# Favorite Remembrance day/ Veterans day movie?



## kadijk (Jan 23, 2011)

This discussion might already exist. If it does then I apologize. 
Remembrance day in my mind is a somber, poignant time of reflection and celebration of the sacrifice and dedication of so many service men and women. I tend to think about war movies a little differently this time of year. 
What are your favorite remembrance day, or for Americans-veterans day movies? 
Mine would be The Hurt Locker, although I just started watching Band of Brothers and it's pretty awesome...


----------



## kadijk (Jan 23, 2011)

At the risk of having a discussion with myself, I have to say that my all time favorite war movie is 
-Blackhawk Down 
( must have had a brain fart moment to forget about that one...)


----------



## Infrasonic (Sep 28, 2010)

Blackhawk Down is a great movie; it's kind of difficult for me to watch because it feels so real.

Saving Private Ryan is also one of my favorite war movies.

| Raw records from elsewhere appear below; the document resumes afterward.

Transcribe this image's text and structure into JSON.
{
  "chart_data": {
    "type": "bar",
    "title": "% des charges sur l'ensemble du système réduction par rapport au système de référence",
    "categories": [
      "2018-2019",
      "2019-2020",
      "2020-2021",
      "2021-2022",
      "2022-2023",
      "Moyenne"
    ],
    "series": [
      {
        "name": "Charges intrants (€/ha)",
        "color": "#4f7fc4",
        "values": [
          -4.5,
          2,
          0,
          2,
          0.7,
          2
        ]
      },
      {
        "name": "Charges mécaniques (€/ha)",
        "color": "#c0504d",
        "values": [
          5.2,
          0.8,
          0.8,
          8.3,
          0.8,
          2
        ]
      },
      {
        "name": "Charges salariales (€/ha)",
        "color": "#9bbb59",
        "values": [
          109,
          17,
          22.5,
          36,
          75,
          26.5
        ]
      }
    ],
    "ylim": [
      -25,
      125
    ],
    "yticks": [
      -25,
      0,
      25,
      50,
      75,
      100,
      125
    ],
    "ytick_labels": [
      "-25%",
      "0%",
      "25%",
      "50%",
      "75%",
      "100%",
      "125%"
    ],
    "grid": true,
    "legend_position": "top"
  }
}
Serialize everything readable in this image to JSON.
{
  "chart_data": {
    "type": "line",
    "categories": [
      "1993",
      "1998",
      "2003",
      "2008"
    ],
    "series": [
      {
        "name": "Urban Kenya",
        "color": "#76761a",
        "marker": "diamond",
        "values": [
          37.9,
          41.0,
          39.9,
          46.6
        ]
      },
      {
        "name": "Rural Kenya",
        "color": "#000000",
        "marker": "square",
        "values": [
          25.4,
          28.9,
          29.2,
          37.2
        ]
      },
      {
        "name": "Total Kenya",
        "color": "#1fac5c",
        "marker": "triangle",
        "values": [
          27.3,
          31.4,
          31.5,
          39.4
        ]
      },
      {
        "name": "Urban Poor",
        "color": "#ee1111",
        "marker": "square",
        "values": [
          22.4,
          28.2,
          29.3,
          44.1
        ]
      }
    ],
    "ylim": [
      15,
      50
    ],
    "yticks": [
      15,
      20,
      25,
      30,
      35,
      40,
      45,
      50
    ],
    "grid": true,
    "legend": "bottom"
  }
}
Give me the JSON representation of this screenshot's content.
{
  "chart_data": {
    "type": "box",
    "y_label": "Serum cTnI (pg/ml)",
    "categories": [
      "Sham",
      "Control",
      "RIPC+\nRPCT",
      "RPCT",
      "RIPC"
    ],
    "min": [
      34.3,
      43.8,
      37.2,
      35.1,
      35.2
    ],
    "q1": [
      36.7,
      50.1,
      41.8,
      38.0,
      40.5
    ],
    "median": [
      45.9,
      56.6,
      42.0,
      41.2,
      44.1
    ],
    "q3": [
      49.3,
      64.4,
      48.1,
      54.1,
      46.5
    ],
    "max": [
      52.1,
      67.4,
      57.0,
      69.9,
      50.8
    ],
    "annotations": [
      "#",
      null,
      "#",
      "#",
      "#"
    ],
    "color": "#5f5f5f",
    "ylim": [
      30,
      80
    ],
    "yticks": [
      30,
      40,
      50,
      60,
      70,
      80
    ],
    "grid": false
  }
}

I just started watching Vietnam in HD on the History channel, good show.


----------



## gasteve76 (Nov 21, 2011)

Midway, oldie but goodie. Check out Restrepo, very good documentary on war in Afghanistan.


----------



## phreak (Aug 16, 2010)

I really liked Defiance. It didn't show much of what the Allies did in WW2, but it highlighted part of the reason we were there.


----------